Technocracy of War, Part 7

The message Thad got was essentially an offer of more active involvement and some measure of support if he could help Peter get in touch with someone in the military who handled Tor servers. It was common knowledge the US Navy had been involved, and still operated several Tor nodes.
While Thad enjoyed the humor, the standard bundled user guides for Bread were too dry and complicated for the average user. He had been outlining a set of tutorials in his own style, which had proven quite popular in the past on similar projects. So when Peter Jimmerson made his offer, Thad jumped on it with both feet. Not only did he put them in touch with each other, but promised to play go-between for the convenience of both parties, because he could make his own schedule, when neither of the others could.
After reviewing Peter’s log excerpts, Mantis turned to his ranking NCO. Having served in the enlisted ranks himself, Mantis knew the best equipped sergeant was not so much a matter of what he know, but whom. Mantis had sent this man to all the schools he could arrange for that very reason. His back channel access to the technicians handling the Tor servers for the Navy didn’t work miracles, but they did agree to let the sergeant “find” some information which would allow him to test some ideas.
Between him and Mantis, they established a pattern of activity which would constitute an identifying signature of the cracker in question.

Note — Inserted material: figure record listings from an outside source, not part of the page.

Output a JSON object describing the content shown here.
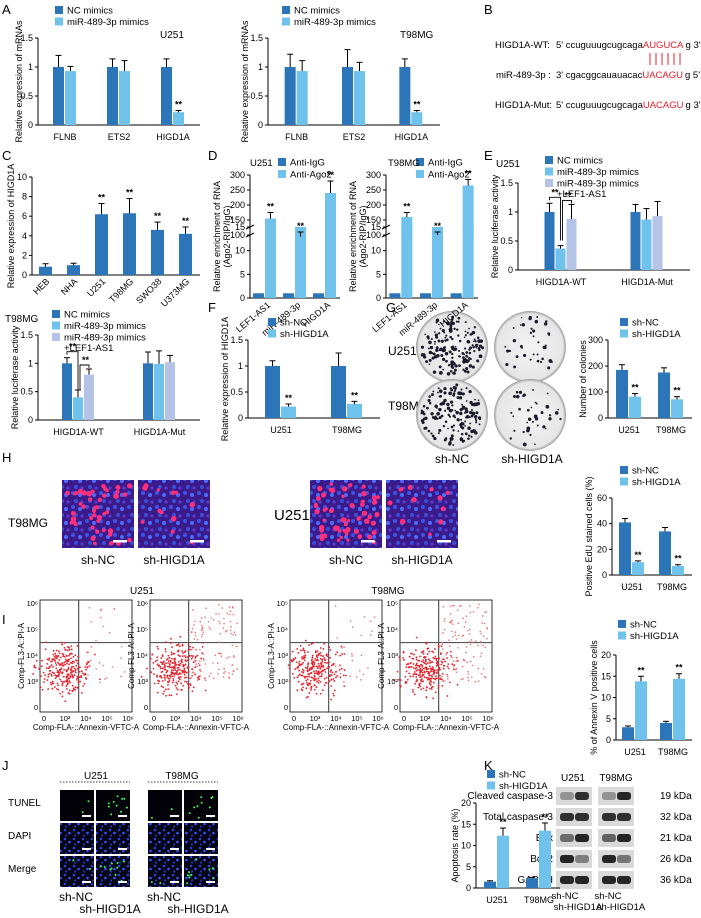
{
  "colors": {
    "dark": "#2b75b8",
    "light": "#6fc2ec",
    "pale": "#b5c4e6",
    "red": "#e8202a"
  },
  "panelB": {
    "wt_label": "HIGD1A-WT:",
    "wt_seq": "5' ccuguuugcugcaga",
    "wt_site": "AUGUCA",
    "wt_end": "g 3'",
    "mir_label": "miR-489-3p :",
    "mir_seq": "3' cgacggcauauacac",
    "mir_site": "UACAGU",
    "mir_end": "g 5'",
    "mut_label": "HIGD1A-Mut:",
    "mut_seq": "5' ccuguuugcugcaga",
    "mut_site": "UACAGU",
    "mut_end": "g 3'"
  },
  "panelG": {
    "row_labels": [
      "U251",
      "T98MG"
    ],
    "col_labels": [
      "sh-NC",
      "sh-HIGD1A"
    ]
  },
  "panelH": {
    "cell_labels": [
      "T98MG",
      "U251"
    ],
    "col_labels": [
      "sh-NC",
      "sh-HIGD1A",
      "sh-NC",
      "sh-HIGD1A"
    ]
  },
  "panelI": {
    "group_titles": [
      "U251",
      "T98MG"
    ],
    "xlabel": "Comp-FLA-::Annexin-VFTC-A",
    "ylabel": "Comp-FL3-A::PI-A",
    "xticks": [
      "0",
      "10³",
      "10⁴",
      "10⁵",
      "10⁶"
    ],
    "yticks": [
      "10⁶",
      "10⁵",
      "10⁴",
      "10³",
      "0"
    ],
    "yticks_t98": [
      "10⁵",
      "10⁴",
      "10³",
      "10²",
      "0"
    ]
  },
  "panelJ": {
    "group_titles": [
      "U251",
      "T98MG"
    ],
    "row_labels": [
      "TUNEL",
      "DAPI",
      "Merge"
    ],
    "col_labels": [
      "sh-NC",
      "sh-HIGD1A",
      "sh-NC",
      "sh-HIGD1A"
    ]
  },
  "panelK": {
    "group_titles": [
      "U251",
      "T98MG"
    ],
    "proteins": [
      "Cleaved caspase-3",
      "Total caspase-3",
      "Bax",
      "Bcl-2",
      "GAPDH"
    ],
    "sizes": [
      "19 kDa",
      "32 kDa",
      "21 kDa",
      "26 kDa",
      "36 kDa"
    ],
    "lanes": [
      "sh-NC",
      "sh-HIGD1A",
      "sh-NC",
      "sh-HIGD1A"
    ]
  },
  "chart_data": [
    {
      "id": "A1",
      "panel": "A",
      "type": "bar",
      "annotation": "U251",
      "categories": [
        "FLNB",
        "ETS2",
        "HIGD1A"
      ],
      "series": [
        {
          "name": "NC mimics",
          "values": [
            1.0,
            1.0,
            1.0
          ],
          "errors": [
            0.2,
            0.14,
            0.14
          ]
        },
        {
          "name": "miR-489-3p mimics",
          "values": [
            0.93,
            0.93,
            0.22
          ],
          "errors": [
            0.08,
            0.18,
            0.03
          ]
        }
      ],
      "ylabel": "Relative expression of mRNAs",
      "ylim": [
        0,
        1.5
      ],
      "yticks": [
        0,
        0.5,
        1.0,
        1.5
      ],
      "sig": [
        "",
        "",
        "**"
      ]
    },
    {
      "id": "A2",
      "panel": "",
      "type": "bar",
      "annotation": "T98MG",
      "categories": [
        "FLNB",
        "ETS2",
        "HIGD1A"
      ],
      "series": [
        {
          "name": "NC mimics",
          "values": [
            1.0,
            1.0,
            1.0
          ],
          "errors": [
            0.22,
            0.3,
            0.14
          ]
        },
        {
          "name": "miR-489-3p mimics",
          "values": [
            0.93,
            0.93,
            0.22
          ],
          "errors": [
            0.18,
            0.15,
            0.03
          ]
        }
      ],
      "ylabel": "Relative expression of mRNAs",
      "ylim": [
        0,
        1.5
      ],
      "yticks": [
        0,
        0.5,
        1.0,
        1.5
      ],
      "sig": [
        "",
        "",
        "**"
      ]
    },
    {
      "id": "C",
      "panel": "C",
      "type": "bar",
      "categories": [
        "HEB",
        "NHA",
        "U251",
        "T98MG",
        "SWO38",
        "U373MG"
      ],
      "series": [
        {
          "name": "",
          "values": [
            0.85,
            1.0,
            6.2,
            6.3,
            4.6,
            4.2
          ],
          "errors": [
            0.3,
            0.2,
            1.1,
            1.5,
            0.8,
            0.7
          ]
        }
      ],
      "ylabel": "Relative expression of HIGD1A",
      "ylim": [
        0,
        10
      ],
      "yticks": [
        0,
        2,
        4,
        6,
        8,
        10
      ],
      "sig": [
        "",
        "",
        "**",
        "**",
        "**",
        "**"
      ]
    },
    {
      "id": "D1",
      "panel": "D",
      "type": "bar",
      "annotation": "U251",
      "categories": [
        "LEF1-AS1",
        "miR-489-3p",
        "HIGD1A"
      ],
      "series": [
        {
          "name": "Anti-IgG",
          "values": [
            1.0,
            1.0,
            1.0
          ],
          "errors": [
            0.1,
            0.1,
            0.1
          ]
        },
        {
          "name": "Anti-Ago2",
          "values": [
            155,
            95,
            240
          ],
          "errors": [
            20,
            15,
            40
          ]
        }
      ],
      "ylabel": "Relative enrichment of RNA (Ago2-RIP/IgG)",
      "broken_axis": true,
      "yticks": [
        0,
        5,
        10,
        15,
        100,
        150,
        200,
        250,
        300
      ],
      "sig": [
        "**",
        "**",
        "**"
      ]
    },
    {
      "id": "D2",
      "panel": "",
      "type": "bar",
      "annotation": "T98MG",
      "categories": [
        "LEF1-AS1",
        "miR-489-3p",
        "HIGD1A"
      ],
      "series": [
        {
          "name": "Anti-IgG",
          "values": [
            1.0,
            1.0,
            1.0
          ],
          "errors": [
            0.1,
            0.1,
            0.1
          ]
        },
        {
          "name": "Anti-Ago2",
          "values": [
            160,
            100,
            265
          ],
          "errors": [
            15,
            10,
            20
          ]
        }
      ],
      "ylabel": "Relative enrichment of RNA (Ago2-RIP/IgG)",
      "broken_axis": true,
      "yticks": [
        0,
        5,
        10,
        15,
        100,
        150,
        200,
        250,
        300
      ],
      "sig": [
        "**",
        "**",
        "**"
      ]
    },
    {
      "id": "E1",
      "panel": "E",
      "type": "bar",
      "annotation": "U251",
      "categories": [
        "HIGD1A-WT",
        "HIGD1A-Mut"
      ],
      "series": [
        {
          "name": "NC mimics",
          "values": [
            1.0,
            1.0
          ],
          "errors": [
            0.15,
            0.13
          ]
        },
        {
          "name": "miR-489-3p mimics",
          "values": [
            0.37,
            0.87
          ],
          "errors": [
            0.05,
            0.19
          ]
        },
        {
          "name": "miR-489-3p mimics +LEF1-AS1",
          "values": [
            0.88,
            0.93
          ],
          "errors": [
            0.25,
            0.25
          ]
        }
      ],
      "ylabel": "Relative luciferase activity",
      "ylim": [
        0,
        1.5
      ],
      "yticks": [
        0,
        0.5,
        1.0,
        1.5
      ],
      "sig": [
        "**",
        "**"
      ]
    },
    {
      "id": "E2",
      "panel": "",
      "type": "bar",
      "annotation": "T98MG",
      "categories": [
        "HIGD1A-WT",
        "HIGD1A-Mut"
      ],
      "series": [
        {
          "name": "NC mimics",
          "values": [
            1.0,
            1.0
          ],
          "errors": [
            0.1,
            0.2
          ]
        },
        {
          "name": "miR-489-3p mimics",
          "values": [
            0.4,
            0.99
          ],
          "errors": [
            0.13,
            0.23
          ]
        },
        {
          "name": "miR-489-3p mimics +LEF1-AS1",
          "values": [
            0.8,
            1.02
          ],
          "errors": [
            0.1,
            0.12
          ]
        }
      ],
      "ylabel": "Relative luciferase activity",
      "ylim": [
        0,
        1.5
      ],
      "yticks": [
        0,
        0.5,
        1.0,
        1.5
      ],
      "sig": [
        "**",
        "**"
      ]
    },
    {
      "id": "F",
      "panel": "F",
      "type": "bar",
      "categories": [
        "U251",
        "T98MG"
      ],
      "series": [
        {
          "name": "sh-NC",
          "values": [
            1.0,
            1.0
          ],
          "errors": [
            0.1,
            0.25
          ]
        },
        {
          "name": "sh-HIGD1A",
          "values": [
            0.22,
            0.27
          ],
          "errors": [
            0.05,
            0.05
          ]
        }
      ],
      "ylabel": "Relative expression of HIGD1A",
      "ylim": [
        0,
        1.5
      ],
      "yticks": [
        0,
        0.5,
        1.0,
        1.5
      ],
      "sig": [
        "**",
        "**"
      ]
    },
    {
      "id": "G",
      "panel": "G",
      "type": "bar",
      "categories": [
        "U251",
        "T98MG"
      ],
      "series": [
        {
          "name": "sh-NC",
          "values": [
            185,
            175
          ],
          "errors": [
            20,
            18
          ]
        },
        {
          "name": "sh-HIGD1A",
          "values": [
            82,
            72
          ],
          "errors": [
            12,
            10
          ]
        }
      ],
      "ylabel": "Number of colonies",
      "ylim": [
        0,
        300
      ],
      "yticks": [
        0,
        100,
        200,
        300
      ],
      "sig": [
        "**",
        "**"
      ]
    },
    {
      "id": "H",
      "panel": "H",
      "type": "bar",
      "categories": [
        "U251",
        "T98MG"
      ],
      "series": [
        {
          "name": "sh-NC",
          "values": [
            41,
            34
          ],
          "errors": [
            3,
            3
          ]
        },
        {
          "name": "sh-HIGD1A",
          "values": [
            10,
            7
          ],
          "errors": [
            1,
            1
          ]
        }
      ],
      "ylabel": "Positive EdU stained cells (%)",
      "ylim": [
        0,
        60
      ],
      "yticks": [
        0,
        20,
        40,
        60
      ],
      "sig": [
        "**",
        "**"
      ]
    },
    {
      "id": "I",
      "panel": "I",
      "type": "bar",
      "categories": [
        "U251",
        "T98MG"
      ],
      "series": [
        {
          "name": "sh-NC",
          "values": [
            3,
            4
          ],
          "errors": [
            0.3,
            0.4
          ]
        },
        {
          "name": "sh-HIGD1A",
          "values": [
            13.8,
            14.4
          ],
          "errors": [
            1.2,
            1.2
          ]
        }
      ],
      "ylabel": "% of Annexin V positive cells",
      "ylim": [
        0,
        20
      ],
      "yticks": [
        0,
        5,
        10,
        15,
        20
      ],
      "sig": [
        "**",
        "**"
      ]
    },
    {
      "id": "J",
      "panel": "J",
      "type": "bar",
      "categories": [
        "U251",
        "T98MG"
      ],
      "series": [
        {
          "name": "sh-NC",
          "values": [
            1.5,
            2.3
          ],
          "errors": [
            0.2,
            0.2
          ]
        },
        {
          "name": "sh-HIGD1A",
          "values": [
            12.3,
            13.5
          ],
          "errors": [
            1.8,
            1.8
          ]
        }
      ],
      "ylabel": "Apoptosis rate (%)",
      "ylim": [
        0,
        20
      ],
      "yticks": [
        0,
        5,
        10,
        15,
        20
      ],
      "sig": [
        "**",
        "**"
      ]
    }
  ]
}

Then they began testing this signature against traffic coming out of the Tor entrance and exit nodes to see if anything interesting would come up.
Meanwhile, Peter added an extra networking interface to each of his machines. The Toast computers became log servers, silently pulling out an active copy of everything. Then he set up some parsing scripts, and an alarm to notify him when the cracker hit either of his bait boxes. He didn’t have long to wait. Using the secondary networking connection, he managed to capture the entire episode, including the commands which edited the logs.

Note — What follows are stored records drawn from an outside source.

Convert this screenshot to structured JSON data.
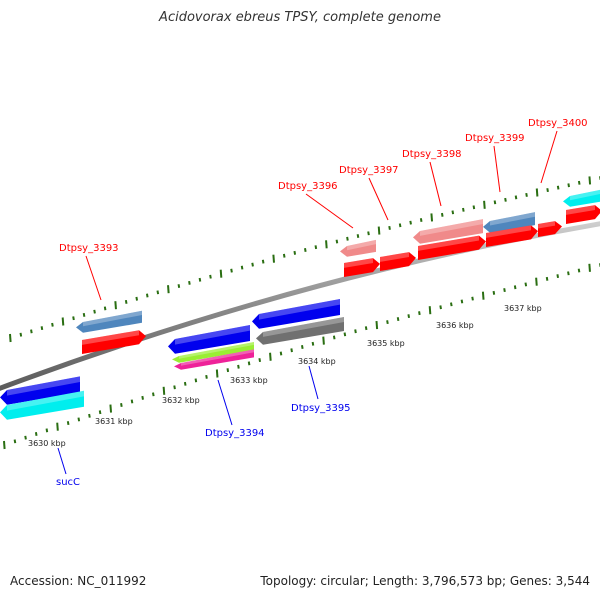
{
  "title": "Acidovorax ebreus TPSY, complete genome",
  "footer": {
    "accession": "Accession: NC_011992",
    "summary": "Topology: circular; Length: 3,796,573 bp; Genes: 3,544"
  },
  "colors": {
    "red": "#ff0000",
    "blue": "#0000ee",
    "cyan": "#00eeee",
    "steelblue": "#4f86bd",
    "pink": "#f08a8a",
    "gray": "#707070",
    "green": "#99ee33",
    "magenta": "#ee2299",
    "tick": "#2a6e12"
  },
  "ticks": [
    {
      "label": "3630 kbp"
    },
    {
      "label": "3631 kbp"
    },
    {
      "label": "3632 kbp"
    },
    {
      "label": "3633 kbp"
    },
    {
      "label": "3634 kbp"
    },
    {
      "label": "3635 kbp"
    },
    {
      "label": "3636 kbp"
    },
    {
      "label": "3637 kbp"
    }
  ],
  "labels": [
    {
      "text": "Dtpsy_3393",
      "strand": "forward"
    },
    {
      "text": "Dtpsy_3396",
      "strand": "forward"
    },
    {
      "text": "Dtpsy_3397",
      "strand": "forward"
    },
    {
      "text": "Dtpsy_3398",
      "strand": "forward"
    },
    {
      "text": "Dtpsy_3399",
      "strand": "forward"
    },
    {
      "text": "Dtpsy_3400",
      "strand": "forward"
    },
    {
      "text": "Dtpsy_3394",
      "strand": "reverse"
    },
    {
      "text": "Dtpsy_3395",
      "strand": "reverse"
    },
    {
      "text": "sucC",
      "strand": "reverse"
    }
  ]
}
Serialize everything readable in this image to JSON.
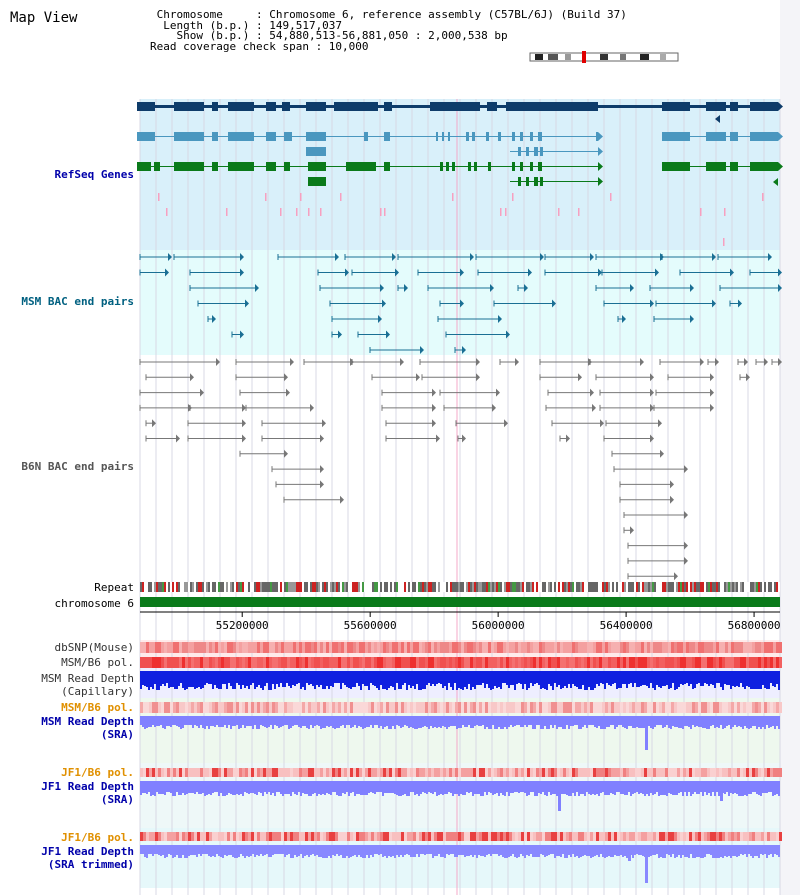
{
  "view_title": "Map View",
  "header": {
    "chromosome_line": " Chromosome     : Chromosome 6, reference assembly (C57BL/6J) (Build 37)",
    "length_line": "  Length (b.p.) : 149,517,037",
    "show_line": "    Show (b.p.) : 54,880,513-56,881,050 : 2,000,538 bp",
    "coverage_line": "Read coverage check span : 10,000"
  },
  "tracks": {
    "refseq": "RefSeq Genes",
    "msm_bac": "MSM BAC end pairs",
    "b6n_bac": "B6N BAC end pairs",
    "repeat": "Repeat",
    "chromosome": "chromosome 6",
    "dbsnp": "dbSNP(Mouse)",
    "msm_pol_1": "MSM/B6 pol.",
    "msm_depth_cap_1": "MSM Read Depth",
    "msm_depth_cap_2": "(Capillary)",
    "msm_pol_2": "MSM/B6 pol.",
    "msm_depth_sra_1": "MSM Read Depth",
    "msm_depth_sra_2": "(SRA)",
    "jf1_pol_1": "JF1/B6 pol.",
    "jf1_depth_sra_1": "JF1 Read Depth",
    "jf1_depth_sra_2": "(SRA)",
    "jf1_pol_2": "JF1/B6 pol.",
    "jf1_depth_trim_1": "JF1 Read Depth",
    "jf1_depth_trim_2": "(SRA trimmed)"
  },
  "axis": {
    "ticks": [
      55200000,
      55600000,
      56000000,
      56400000,
      56800000
    ],
    "range": [
      54880513,
      56881050
    ]
  },
  "colors": {
    "refseq_bg": "#d9f0fa",
    "bac_bg": "#e4fcfc",
    "gene_dark": "#0e3c6a",
    "gene_mid": "#4a97bf",
    "gene_green": "#0a7a1a",
    "snp_red": "#f06060",
    "depth_blue": "#1020e0",
    "depth_light": "#8080ff",
    "label_blue": "#0000aa",
    "label_orange": "#e09000",
    "label_teal": "#006080"
  }
}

Not only was he able to identify the flaws which allowed the cracker to gain root access on both bait servers, he had a copy of the code the cracker had been building on both machines. They were essentially the same commands, but with slight variations for the difference in architecture. It quite some time to parse the code because it seemed intentionally obfuscated, and Peter was simply not the best at working with assembler. It was what they had in common which shocked Peter the most.
When he realized the purpose, he sat frozen for a long time. It slowly dawned in his mind this had never been about him at all. This was a highly efficient worm, being built in at least to attack these two operating systems. Each one made reference to what Pete felt sure was military jargon, especially the term “SIPRNet” and similar acronyms.